SFU biological sciences professor Carl Lowenberger (l) and Brazilian visiting professor Pedro Oliveira are collaborating on studies of disease transmitting insects.

research

SFU-Brazilian researchers connect to tackle insect transmitted diseases

October 26, 2017
Print

Researchers at SFU and at Brazil’s Federal University of Rio de Janeiro (UFRJ) are collaborating to determine why certain insects transmit diseases. The work has brought Brazilian scientist Pedro Oliveira to SFU for a two-week stint to work with his collaborator, biological sciences professor Carl Lowenberger.
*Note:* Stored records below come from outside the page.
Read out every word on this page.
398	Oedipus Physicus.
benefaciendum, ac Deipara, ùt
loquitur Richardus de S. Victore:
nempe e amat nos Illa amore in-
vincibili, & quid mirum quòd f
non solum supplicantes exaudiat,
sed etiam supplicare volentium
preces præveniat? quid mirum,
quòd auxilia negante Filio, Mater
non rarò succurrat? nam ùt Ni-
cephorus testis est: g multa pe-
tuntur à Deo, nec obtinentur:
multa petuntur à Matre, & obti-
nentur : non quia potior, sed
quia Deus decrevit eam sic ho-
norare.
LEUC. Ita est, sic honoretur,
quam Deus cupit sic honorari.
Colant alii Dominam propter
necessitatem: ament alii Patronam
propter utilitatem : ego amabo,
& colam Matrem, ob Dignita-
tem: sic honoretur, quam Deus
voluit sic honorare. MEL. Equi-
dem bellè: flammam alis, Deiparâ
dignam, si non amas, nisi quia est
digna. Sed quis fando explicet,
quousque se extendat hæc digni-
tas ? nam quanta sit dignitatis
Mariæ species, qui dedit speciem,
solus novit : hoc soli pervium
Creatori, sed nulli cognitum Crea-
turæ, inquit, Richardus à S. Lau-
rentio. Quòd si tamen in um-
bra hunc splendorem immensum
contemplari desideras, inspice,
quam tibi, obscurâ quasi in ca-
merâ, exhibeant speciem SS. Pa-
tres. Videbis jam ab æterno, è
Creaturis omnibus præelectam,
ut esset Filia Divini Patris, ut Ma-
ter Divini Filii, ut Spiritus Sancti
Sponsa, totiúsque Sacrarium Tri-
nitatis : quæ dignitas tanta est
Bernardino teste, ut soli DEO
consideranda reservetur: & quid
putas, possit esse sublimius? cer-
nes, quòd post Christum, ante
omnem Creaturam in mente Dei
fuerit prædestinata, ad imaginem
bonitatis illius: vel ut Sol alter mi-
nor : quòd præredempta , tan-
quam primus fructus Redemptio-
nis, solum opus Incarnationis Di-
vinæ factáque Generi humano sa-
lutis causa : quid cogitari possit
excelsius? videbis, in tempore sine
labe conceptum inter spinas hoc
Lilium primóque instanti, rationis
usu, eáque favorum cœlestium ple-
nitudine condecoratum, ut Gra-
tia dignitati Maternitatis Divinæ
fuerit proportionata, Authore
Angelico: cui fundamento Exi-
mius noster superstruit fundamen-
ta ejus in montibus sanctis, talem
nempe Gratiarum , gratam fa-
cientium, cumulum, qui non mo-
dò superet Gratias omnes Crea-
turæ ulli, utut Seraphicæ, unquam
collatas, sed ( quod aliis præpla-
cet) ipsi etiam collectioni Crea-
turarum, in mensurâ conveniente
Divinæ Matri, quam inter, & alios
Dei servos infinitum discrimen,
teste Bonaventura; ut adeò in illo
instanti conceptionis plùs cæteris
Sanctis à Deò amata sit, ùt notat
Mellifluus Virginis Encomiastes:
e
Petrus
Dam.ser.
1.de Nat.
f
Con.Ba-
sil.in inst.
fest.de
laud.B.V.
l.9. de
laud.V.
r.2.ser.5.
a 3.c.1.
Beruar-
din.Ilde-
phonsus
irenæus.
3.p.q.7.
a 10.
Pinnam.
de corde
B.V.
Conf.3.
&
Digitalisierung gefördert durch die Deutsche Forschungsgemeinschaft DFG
The two researchers began their collaboration nearly a decade ago after discovering they were both involved in similar research on insects that transmit harmful and deadly diseases, including Dengue virus, Zika virus, and Chagas disease.
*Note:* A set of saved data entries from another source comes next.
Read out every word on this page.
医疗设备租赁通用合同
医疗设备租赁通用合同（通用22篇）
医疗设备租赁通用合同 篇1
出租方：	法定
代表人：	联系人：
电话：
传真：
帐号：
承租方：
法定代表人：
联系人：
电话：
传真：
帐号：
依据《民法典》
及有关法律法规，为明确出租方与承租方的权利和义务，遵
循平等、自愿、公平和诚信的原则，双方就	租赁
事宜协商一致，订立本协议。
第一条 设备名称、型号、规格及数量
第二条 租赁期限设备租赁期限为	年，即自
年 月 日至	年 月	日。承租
Lowenberger says the two are among a rare few research scientists who study both Aedes aegypti, the insect that transmits Dengue and Zika, and Rhodnius prolixus, the kissing bug that transmits Chagas disease.

“Much of our research looks at how these insect vectors recognize and eliminate parasites, and how the parasites inactivate or modulate the immune systems of the insect vectors for their own benefit,” says Lowenberger.

“The hope is that by understanding the molecular interactions between insect and parasites or pathogens, we might identify targets to reduce transmission to humans.”

Since beginning their research collaboration, Lowenberger has visited his Brazilian counterpart three times. The visit to SFU is a first for Oliveira, who has also worked with some of Lowenberger’s students who travelled to Brazil for four-month visits. Further student exchanges between both countries are also being planned.